Cord Santelmann hat eine differenzierte Sichtweise auf das Thema. Der Vorsitzende des Philologenverbands Baden-Württemberg sagt, dass Antirassismus im Unterricht bereits eine große Rolle spiele. Als Geschichtslehrer begrüßt er jedoch den Vorschlag, die deutsche Kolonialgeschichte verpflichtend zu unterrichten: „ Es wäre durchaus sinnvoll, den deutschen Beitrag zur Kolonialgeschichte Afrikas samt seiner Schattenseiten sowie die aktuelle Diskussion um Spuren der Kolonialgeschichte in Namen von Straßen, Plätzen, Denkmälern oder Institutionen verbindlich vorzuschreiben.“Santelmann hat die Petition aber nicht unterschrieben. Denn verpflichtende Fortbildungen für Lehrer findet er nicht sinnvoll. Die Forderung stelle die Lehrkräfte unter einen „gewissen Rassismus-Generalverdacht“oder unterstelle, dass sie sich des Themas nicht genügend annehmen.
Michael Mittelstaedt, Vorstand des Landeselternbeirats, glaubt nicht, dass die Petition im Unterricht konkret etwas bewirkt: „Mir erscheint die Anzahl und der Umfang der dort aufgeführten Aufgaben vollkommen unrealistisch im Hinblick auf die Dinge, die sonst so anstehen.“Viel eher fehlten Konzepte, Kinder und Jugendliche so zu fördern, dass sie die gleichen Chancen und Möglichkeiten haben. „Die Vergangenheit stets zu bejammern und zu beklagen nützt den jetzt lebenden Menschen nur wenig. Da spüre ich schon wieder einen erhobenen Zeigefinger und der hilft bei Kommunikation auf Augenhöhe nie“, sagt Mittelstaedt. Die stellvertretende Elternbeiratsvorsitzende in Bayern, Henrike Paede, berichtet: „Wir haben große Anstrengungen unternommen, den Rassismus-Sprech zu verbannen.“Der bayerische Lehrplan sehe zwar Wertevermittlung und politische Bildung vor. Das sei aber noch nicht genug, dafür setzte sich der Verband beim bayerischen Kultusministerium ein.

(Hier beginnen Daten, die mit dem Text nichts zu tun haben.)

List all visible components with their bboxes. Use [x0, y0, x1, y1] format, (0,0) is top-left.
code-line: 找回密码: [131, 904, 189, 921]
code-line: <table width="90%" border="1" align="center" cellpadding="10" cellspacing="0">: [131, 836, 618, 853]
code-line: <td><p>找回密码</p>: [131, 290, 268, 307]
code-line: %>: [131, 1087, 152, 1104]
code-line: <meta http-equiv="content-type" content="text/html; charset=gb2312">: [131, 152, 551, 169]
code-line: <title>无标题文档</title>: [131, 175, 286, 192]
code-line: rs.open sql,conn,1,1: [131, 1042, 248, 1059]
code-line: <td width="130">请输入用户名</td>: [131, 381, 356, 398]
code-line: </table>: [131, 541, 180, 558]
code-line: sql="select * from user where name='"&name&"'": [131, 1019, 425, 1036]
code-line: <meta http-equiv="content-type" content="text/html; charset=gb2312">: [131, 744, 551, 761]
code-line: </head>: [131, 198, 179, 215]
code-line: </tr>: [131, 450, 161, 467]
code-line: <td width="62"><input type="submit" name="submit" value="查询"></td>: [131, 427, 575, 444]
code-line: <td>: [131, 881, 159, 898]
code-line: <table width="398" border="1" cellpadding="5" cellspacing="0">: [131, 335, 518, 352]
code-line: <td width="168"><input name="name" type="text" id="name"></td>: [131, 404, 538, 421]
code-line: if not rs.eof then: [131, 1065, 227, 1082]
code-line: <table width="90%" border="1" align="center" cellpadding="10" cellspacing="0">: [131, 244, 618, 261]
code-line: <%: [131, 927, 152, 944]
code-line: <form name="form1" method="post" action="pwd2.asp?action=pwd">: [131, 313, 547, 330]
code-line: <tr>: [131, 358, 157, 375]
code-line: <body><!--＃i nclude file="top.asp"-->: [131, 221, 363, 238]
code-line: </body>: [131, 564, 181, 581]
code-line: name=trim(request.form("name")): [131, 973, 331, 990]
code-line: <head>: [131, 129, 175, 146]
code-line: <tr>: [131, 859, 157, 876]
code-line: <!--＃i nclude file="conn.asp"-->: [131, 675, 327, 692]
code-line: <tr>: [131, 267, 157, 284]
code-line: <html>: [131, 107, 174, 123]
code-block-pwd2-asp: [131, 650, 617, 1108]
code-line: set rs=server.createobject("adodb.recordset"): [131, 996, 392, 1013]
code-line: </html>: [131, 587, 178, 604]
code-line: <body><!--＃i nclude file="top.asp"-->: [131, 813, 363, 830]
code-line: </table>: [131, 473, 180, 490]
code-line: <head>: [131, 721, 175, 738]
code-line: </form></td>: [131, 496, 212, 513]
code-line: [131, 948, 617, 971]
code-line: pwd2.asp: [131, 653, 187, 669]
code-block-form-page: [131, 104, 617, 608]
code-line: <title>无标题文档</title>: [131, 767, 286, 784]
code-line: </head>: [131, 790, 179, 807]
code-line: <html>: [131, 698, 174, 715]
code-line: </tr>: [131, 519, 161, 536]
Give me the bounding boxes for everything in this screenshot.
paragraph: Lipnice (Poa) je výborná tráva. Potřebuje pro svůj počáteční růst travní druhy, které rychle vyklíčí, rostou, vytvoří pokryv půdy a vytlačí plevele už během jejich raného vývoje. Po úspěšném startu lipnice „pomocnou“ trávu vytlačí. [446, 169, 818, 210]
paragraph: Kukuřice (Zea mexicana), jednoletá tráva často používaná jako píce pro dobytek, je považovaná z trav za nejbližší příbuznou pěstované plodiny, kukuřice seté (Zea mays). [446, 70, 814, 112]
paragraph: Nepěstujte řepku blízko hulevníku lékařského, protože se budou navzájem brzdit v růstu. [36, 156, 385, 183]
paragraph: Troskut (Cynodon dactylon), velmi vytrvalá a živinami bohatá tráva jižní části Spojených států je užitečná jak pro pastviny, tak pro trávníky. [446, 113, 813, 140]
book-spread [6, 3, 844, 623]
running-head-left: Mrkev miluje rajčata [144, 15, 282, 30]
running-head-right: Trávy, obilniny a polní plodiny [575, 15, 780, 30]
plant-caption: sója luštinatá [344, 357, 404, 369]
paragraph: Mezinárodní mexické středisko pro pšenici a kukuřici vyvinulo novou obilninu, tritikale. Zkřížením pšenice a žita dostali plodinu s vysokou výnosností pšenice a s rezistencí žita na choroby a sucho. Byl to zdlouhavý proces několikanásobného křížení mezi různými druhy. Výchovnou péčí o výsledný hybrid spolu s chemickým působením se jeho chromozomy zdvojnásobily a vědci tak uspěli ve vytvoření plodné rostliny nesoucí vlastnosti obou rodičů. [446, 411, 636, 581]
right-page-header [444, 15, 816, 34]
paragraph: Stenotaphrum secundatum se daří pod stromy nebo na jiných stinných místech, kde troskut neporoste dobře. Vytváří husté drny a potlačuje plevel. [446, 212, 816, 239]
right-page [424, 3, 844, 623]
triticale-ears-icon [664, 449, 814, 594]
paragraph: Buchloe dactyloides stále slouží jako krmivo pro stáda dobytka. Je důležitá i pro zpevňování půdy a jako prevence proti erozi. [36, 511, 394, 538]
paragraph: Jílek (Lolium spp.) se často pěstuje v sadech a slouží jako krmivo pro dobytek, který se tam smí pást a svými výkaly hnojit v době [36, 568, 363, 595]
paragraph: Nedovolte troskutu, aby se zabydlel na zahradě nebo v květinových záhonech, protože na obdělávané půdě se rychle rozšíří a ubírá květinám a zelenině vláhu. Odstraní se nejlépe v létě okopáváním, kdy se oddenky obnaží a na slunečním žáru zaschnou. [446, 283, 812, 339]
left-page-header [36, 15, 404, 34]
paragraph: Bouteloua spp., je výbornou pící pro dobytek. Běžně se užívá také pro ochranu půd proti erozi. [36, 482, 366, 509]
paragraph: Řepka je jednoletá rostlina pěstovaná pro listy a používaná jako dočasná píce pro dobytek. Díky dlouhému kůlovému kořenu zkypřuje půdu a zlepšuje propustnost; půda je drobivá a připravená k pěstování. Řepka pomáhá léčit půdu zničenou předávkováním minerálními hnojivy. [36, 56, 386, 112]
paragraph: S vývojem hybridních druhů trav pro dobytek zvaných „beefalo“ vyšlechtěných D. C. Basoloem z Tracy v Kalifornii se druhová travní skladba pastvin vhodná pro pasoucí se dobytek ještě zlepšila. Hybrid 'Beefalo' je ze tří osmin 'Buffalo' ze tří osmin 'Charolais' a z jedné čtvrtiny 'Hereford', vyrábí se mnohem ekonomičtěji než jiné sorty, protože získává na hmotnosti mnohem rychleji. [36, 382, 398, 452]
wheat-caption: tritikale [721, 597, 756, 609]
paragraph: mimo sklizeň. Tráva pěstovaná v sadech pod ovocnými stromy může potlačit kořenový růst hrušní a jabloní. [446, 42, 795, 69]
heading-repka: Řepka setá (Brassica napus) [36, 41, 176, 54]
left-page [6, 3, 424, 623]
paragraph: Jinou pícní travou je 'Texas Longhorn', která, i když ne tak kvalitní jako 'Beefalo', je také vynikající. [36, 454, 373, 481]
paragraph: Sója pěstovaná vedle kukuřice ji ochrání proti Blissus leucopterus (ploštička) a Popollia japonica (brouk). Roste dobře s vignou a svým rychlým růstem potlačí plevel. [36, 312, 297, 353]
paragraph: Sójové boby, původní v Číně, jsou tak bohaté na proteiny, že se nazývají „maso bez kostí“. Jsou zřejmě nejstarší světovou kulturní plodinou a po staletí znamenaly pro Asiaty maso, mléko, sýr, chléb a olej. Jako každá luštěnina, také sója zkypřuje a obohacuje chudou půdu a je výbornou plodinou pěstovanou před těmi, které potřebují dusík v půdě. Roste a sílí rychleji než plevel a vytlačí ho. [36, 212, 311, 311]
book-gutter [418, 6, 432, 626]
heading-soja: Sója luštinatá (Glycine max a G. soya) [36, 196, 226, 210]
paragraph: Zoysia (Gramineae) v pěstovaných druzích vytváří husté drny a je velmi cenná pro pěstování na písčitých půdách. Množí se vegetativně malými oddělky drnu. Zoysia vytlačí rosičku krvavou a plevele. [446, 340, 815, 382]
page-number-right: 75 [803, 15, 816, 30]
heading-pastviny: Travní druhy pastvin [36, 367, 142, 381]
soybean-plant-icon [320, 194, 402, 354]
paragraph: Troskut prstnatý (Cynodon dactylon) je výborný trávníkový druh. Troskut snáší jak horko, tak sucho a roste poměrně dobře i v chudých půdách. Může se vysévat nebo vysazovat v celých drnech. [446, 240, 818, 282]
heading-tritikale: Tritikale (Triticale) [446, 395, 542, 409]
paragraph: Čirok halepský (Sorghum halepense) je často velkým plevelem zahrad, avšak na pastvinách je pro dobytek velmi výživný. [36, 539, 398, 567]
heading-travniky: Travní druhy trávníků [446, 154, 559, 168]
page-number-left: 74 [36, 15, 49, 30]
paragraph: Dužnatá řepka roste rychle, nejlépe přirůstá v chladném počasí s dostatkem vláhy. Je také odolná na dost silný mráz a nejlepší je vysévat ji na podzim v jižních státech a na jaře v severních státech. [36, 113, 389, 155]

Die Oberbürgermeister von Biberach und Ravensburg wollen die Petition der drei Frauen unterstützen. Mittlerweile haben knapp 96 000 Menschen unterschrieben. Die Reaktion des Kultusministeriums überzeugt die Frauen nur zum Teil. Es sei gut, dass es dort einen Blick für die Bedeutung des Antirassismus gebe. Zu viel hänge vom Engagement einzelner Lehrkräfte ab, kritisieren die Aktivistinnen. Es sei sehr intransparent, welche Themen behandelt werden und welche nicht. „Das Thema Rassismus wird oft nur im Kontext mit Nationalsozialismus und Antisemitismus angesprochen“, erklärt Yasmin Nasrudin. Der Dialog mit dem Kultusministerium sei zwar noch nicht auf der gleichen Höhe, aber es gebe schon erste Entwicklungen. „Die sollen jetzt nicht stoppen“, sagt Nasrudin. Der nächste Bildungsplan sei fast fertig, dort müsse das Thema noch konkreter verankert werden.